We started to get very exciting results, and Jakub and Szymon joined the project full-time. I feel proud every time I see a commit from them in the machine learning codebase I’d started.
我们开始取得令人兴奋的成果,Jakub 和 Szymon 全职加入了这个项目。每次看到他们在我创建的机器学习代码库中提交的代码,我都感到非常自豪。
I’m starting to feel competent, though I haven’t yet achieved mastery. I’m seeing this reflected in the number of hours I can motivate myself to spend focused on doing machine learning work — I’m now around 75% of the number of coding hours from where I’ve been historically.
虽然我还没有达到精通的程度,但我开始感觉自己有能力了。我看到这一点反映在我能激励自己专注于机器学习工作的小时数上--我现在的编码小时数是历史上的 75%。
But for the first time, I feel that I’m on trajectory. At first, I was overwhelmed by the seemingly endless stream of new machine learning concepts. Within the first six months, I realized that I could make progress without constantly learning entirely new primitives. I still need to get more experience with many skills, such as initializing a network or setting a learning rate schedule, but now the work feels incremental rather than potentially impossible.
但这是我第一次感到自己已经步入正轨。起初,我被似乎无穷无尽的机器学习新概念淹没了。在最初的六个月里,我意识到,我可以在不不断学习全新基元的情况下取得进步。我仍然需要在很多技能上积累更多经验,比如初始化网络或设置学习率计划,但现在我感觉工作是循序渐进的,而不是潜在的不可能。
From our Fellows and Scholars programs, I’d known that software engineers with solid fundamentals in linear algebra and probability can become machine learning engineers with just a few months of self study. But somehow I’d convinced myself that I was the exception and couldn’t learn. But I was wrong — even embedded in the middle of OpenAI, I couldn’t make the transition because I was unwilling to become a beginner again.

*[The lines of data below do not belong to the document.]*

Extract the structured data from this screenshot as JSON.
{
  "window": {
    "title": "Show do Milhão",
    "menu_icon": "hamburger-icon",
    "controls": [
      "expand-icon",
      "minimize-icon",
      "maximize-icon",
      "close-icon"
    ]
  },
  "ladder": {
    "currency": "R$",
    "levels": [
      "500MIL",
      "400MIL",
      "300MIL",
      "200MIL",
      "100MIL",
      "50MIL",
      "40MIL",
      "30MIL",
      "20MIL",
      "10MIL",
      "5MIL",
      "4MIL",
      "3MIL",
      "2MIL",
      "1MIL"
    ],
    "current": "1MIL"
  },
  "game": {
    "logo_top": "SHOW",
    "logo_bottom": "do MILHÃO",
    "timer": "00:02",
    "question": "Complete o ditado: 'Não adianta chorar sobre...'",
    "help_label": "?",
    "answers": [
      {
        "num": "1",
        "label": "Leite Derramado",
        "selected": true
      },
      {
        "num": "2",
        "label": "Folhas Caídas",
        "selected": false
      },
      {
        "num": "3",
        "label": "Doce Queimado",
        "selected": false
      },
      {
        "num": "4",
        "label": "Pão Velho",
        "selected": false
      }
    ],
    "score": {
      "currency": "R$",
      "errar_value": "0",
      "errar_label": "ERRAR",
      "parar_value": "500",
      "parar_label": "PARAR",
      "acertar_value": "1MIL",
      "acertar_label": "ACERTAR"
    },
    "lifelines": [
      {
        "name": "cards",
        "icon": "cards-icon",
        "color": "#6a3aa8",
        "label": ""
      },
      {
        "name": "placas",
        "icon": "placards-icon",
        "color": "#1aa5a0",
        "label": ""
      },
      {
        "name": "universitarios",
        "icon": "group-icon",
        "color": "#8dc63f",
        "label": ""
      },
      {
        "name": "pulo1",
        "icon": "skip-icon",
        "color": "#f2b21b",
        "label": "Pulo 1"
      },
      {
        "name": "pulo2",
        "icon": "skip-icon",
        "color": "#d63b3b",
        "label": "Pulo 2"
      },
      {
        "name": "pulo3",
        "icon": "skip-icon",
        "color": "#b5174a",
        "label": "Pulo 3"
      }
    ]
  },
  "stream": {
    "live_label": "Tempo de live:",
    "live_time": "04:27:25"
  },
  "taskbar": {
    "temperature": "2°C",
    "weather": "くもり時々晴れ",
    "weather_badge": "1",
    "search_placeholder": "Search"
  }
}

从我们的 "研究员 "和 "学者 "项目中,我知道软件工程师只要具备扎实的线性代数和概率论基础,只需几个月的自学就能成为机器学习工程师。但不知何故,我一直坚信自己是个例外,学不会。但我错了--即使置身于 OpenAI 中间,我也无法完成转型,因为我不愿意再次成为初学者。
You’re probably not an exception either. If you’d like to become a deep learning practitioner, you can. You need to give yourself the space and time to fail. If you learn from enough failures, you’ll succeed — and it’ll probably take much less time than you expect.
你可能也不例外。如果你想成为深度学习实践者,你可以做到。你需要给自己失败的空间和时间。如果你从足够多的失败中吸取教训,你就会成功,而且所花的时间可能比你预期的要少得多。
At some point, it does become important to surround yourself by existing experts. And that is one place where I’m incredibly lucky. If you’re a great software engineer who reaches that point, keep in mind there’s a way you can be surrounded by the same people as I am — apply to OpenAI!
在某些时候,身边有现成的专家确实很重要。而这正是我无比幸运的地方。如果你是一名优秀的软件工程师,并达到了这一境界,那么请记住,有一种方法可以让你和我一样,被同样的人包围--申请加入 OpenAI!